The draft order, circulated by religious conservatives allied with Trump and Vice President Mike Pence, was one of about 250 edicts that have been sent to federal agencies for vetting.
Trump never seriously considered signing the order, and did not need much convincing, people close to him said.
Still, conservatives inside the Trump camp pressured the president to consider a version of a "religious freedom" measure, similar to one supported by Pence in 2015 while he was the governor of Indiana, according to two senior administration officials.
Pence, however, did not personally push for the White House order, according to one of his allies.
Kushner and Ivanka Trump's opposition to the draft was first reported by Politico. It came on the heels of an announcement by the Nordstrom department store chain that it will scale back on featuring Ivanka Trump's clothing line from its stores, a public blow to a brand she has spent years cultivating.
A day after the White House quashed the religious freedom order, at the National Prayer Breakfast in Washington, Donald Trump offered religious conservatives an olive branch by proposing to eliminate a law that bars churches with Internal Revenue Service charity designations from making political endorsements.
Some conservative leaders warned Trump that his decision to retain former President Barack Obama's order on LGBT rights could have far-reaching political implications.
"Our base would want to know who is responsible for what we believe is an issue of religious liberty - that would be of concern to us," said Bob Vander Plaats, chief executive of The Family Leader, a socially conservative organisation.
"We have been consistent," Vander Plaats added. "We've cheered President Trump a lot. But on this one, our base is wondering why Obama's executive order would be allowed to stand?"
Tony Perkins, president of the conservative Family Research Council, backed the draft order and said he believed Trump's opposition was only temporary. He pointed out that evangelicals were supportive of Trump during the campaign, and that there would need to be reconciliation between his support for religious liberty and his decision to uphold the LGBT order.

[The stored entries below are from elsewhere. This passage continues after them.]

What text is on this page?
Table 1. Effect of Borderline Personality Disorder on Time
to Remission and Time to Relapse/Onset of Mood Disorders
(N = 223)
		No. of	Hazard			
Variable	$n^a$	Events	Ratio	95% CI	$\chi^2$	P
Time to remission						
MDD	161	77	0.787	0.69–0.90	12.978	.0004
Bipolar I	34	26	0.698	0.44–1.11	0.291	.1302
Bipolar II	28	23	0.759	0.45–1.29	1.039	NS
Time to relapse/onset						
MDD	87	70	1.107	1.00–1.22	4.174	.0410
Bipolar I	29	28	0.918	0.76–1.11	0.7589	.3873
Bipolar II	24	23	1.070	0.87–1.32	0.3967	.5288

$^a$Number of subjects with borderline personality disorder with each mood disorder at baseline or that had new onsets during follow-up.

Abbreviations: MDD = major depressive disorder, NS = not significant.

"He gets it," Perkins said of the president. "They will have to fix it and they will. I'm confident they will. Am I concerned? No. Not at this point."
The topic of the order was a sensitive one in a West Wing that prides itself on decisiveness and bombast.
"There are a lot of ideas that are being floated out," Sean Spicer, White House press secretary, told reporters Thursday. "Part of it is, the president does all the time, he asks for input, he asks for ideas. And on a variety of subjects there are staffing procedures that go on where people have a thought or an idea and it goes through the process."